The Superior Court of Massachusetts recently addressed the question of whether a state Medicaid agency had given adequate notice to the Medicaid applicant of the reason for denial of eligibility. What’s useful for New Jersey purposes is the exended discussion of the federal regulations pertaining to Notices of denial, and the explanation given by the Court as to why the Notices in question were deficient.

The case concerned assets that were held in a Trust. An applicant cannot be eligible for Medicaid if his or her non-excluded “countable” resources exceed a certain limit. In this case, each Notice merely stated  that the applicant was ineligible due to having excess resources, but gave no explanation as to why the assets of the Trust were being counted as the applicant’s resources. The Court held that the Notice was deficient; stayed (enjoined) the denial of benefits pending the outcome of the lawsuit, and certified the case to move forward as a class action because the practice had adversely affected all the individuals in the lawsuit class in a similar manner.

Maas vs Sudders et al and Hirvi vs Sudders et al. (Mass Superior Court, 2018)

Federal regulations require that a Medicaid agency give explicit written notice of reasons for an adverse action and of the opportunities for appeal. The notice must be served on the affected individual. The law provides as follows:

§ 431.210 Content of notice.

A notice required under § 431.206 (c)(2), (c)(3), or (c)(4) of this subpart must contain –

(a) A statement of what action the agency, skilled nursing facility, or nursing facility intends to take and the effective date of such action;

(b) A clear statement of the specific reasons supporting the intended action;

(c) The specific regulations that support, or the change in Federal or State law that requires, the action;

(d) An explanation of –

(1) The individual‘s right to request a local evidentiary hearing if one is available, or a State agency hearing; or

(2) In cases of an action based on a change in law, the circumstances under which a hearing will be granted; and

(e) An explanation of the circumstances under which Medicaid is continued if a hearing is requested.”
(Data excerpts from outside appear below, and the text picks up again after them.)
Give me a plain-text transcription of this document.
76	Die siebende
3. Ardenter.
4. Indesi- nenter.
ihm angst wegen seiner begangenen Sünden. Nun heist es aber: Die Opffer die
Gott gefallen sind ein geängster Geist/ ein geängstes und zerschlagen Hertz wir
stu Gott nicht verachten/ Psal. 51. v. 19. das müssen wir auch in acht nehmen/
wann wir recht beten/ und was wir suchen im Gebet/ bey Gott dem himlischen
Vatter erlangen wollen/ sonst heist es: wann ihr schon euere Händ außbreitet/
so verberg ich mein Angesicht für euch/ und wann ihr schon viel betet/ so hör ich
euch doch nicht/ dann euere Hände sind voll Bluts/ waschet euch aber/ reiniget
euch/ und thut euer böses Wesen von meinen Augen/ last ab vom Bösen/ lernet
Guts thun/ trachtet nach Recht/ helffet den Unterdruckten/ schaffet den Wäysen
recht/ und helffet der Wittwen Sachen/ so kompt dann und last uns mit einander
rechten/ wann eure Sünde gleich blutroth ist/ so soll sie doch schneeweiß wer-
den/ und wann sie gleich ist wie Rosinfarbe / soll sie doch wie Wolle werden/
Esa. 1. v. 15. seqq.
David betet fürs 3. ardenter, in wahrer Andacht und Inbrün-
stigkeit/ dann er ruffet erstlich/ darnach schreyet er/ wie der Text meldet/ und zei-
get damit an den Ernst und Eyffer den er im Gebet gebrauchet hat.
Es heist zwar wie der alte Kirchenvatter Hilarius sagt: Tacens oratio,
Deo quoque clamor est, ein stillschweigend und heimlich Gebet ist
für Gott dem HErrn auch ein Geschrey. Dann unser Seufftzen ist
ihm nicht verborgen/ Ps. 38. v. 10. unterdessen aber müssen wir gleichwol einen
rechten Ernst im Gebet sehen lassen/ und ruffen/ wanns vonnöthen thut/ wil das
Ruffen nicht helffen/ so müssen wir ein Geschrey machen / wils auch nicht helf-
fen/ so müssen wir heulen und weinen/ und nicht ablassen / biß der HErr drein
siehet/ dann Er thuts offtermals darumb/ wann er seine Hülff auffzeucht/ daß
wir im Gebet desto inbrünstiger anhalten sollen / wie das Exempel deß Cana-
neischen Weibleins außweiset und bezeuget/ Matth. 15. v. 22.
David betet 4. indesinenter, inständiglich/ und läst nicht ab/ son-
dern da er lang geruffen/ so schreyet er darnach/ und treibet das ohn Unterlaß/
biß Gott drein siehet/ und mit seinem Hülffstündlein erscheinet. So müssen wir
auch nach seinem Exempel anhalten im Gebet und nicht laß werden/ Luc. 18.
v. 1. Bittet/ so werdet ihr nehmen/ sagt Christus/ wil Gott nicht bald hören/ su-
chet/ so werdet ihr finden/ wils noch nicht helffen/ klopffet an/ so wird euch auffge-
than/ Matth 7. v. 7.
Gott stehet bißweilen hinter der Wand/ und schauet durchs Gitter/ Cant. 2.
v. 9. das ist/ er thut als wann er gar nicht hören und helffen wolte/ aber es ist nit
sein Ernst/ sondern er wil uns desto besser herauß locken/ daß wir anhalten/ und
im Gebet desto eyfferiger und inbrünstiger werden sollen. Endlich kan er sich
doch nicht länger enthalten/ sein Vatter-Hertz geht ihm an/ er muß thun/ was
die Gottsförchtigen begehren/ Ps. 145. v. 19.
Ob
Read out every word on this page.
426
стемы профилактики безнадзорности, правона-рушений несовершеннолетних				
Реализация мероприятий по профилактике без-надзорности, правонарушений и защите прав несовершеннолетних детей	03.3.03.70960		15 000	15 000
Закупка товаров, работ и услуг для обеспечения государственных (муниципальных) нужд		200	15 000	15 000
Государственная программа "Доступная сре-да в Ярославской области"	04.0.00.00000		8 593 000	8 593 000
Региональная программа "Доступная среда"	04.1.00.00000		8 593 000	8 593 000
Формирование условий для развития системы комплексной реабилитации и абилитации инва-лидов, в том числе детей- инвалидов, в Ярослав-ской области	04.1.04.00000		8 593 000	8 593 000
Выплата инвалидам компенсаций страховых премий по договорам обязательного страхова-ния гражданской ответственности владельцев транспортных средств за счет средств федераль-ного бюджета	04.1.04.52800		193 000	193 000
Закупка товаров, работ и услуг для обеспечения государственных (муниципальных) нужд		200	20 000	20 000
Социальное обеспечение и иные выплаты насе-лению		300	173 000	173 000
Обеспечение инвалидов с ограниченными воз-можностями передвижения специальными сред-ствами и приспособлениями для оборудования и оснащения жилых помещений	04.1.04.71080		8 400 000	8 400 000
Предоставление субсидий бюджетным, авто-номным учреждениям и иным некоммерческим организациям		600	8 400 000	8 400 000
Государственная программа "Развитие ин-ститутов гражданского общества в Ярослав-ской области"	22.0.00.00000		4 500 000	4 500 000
We have seen situations over the years in which no reason was given for an adverse conclusion by the county Medicaid Agency. For example, the denial of benefits notice might just say “applicant has excess resources” without specifying which resources are allegedly in excess of the limits. There are times that there can be a bona fide legal and factual dispute over whether certain resources are countable or excludable. Or the denial notice might say that “there were transfers of assets in violation of N.J.A.C. 10:71-4.10″ without specifying what is being treated as a “transfer.” In some circumstances, a check that was payable to cash is treated as a gift to a third party (transfer of assets) for no reason other than it was a check payable to “cash.” An applicant needs to know just what the issue is, so that s/he can prepare for an appeal. This is a matter of Due Process, a principal established by the US Supreme Court in 1970 in the landmark case of Goldberg vs. Kelly.

Medicaid applications are a landmine of potential legal problems. Applicants can benefit by legal advice which protects their rights in this process.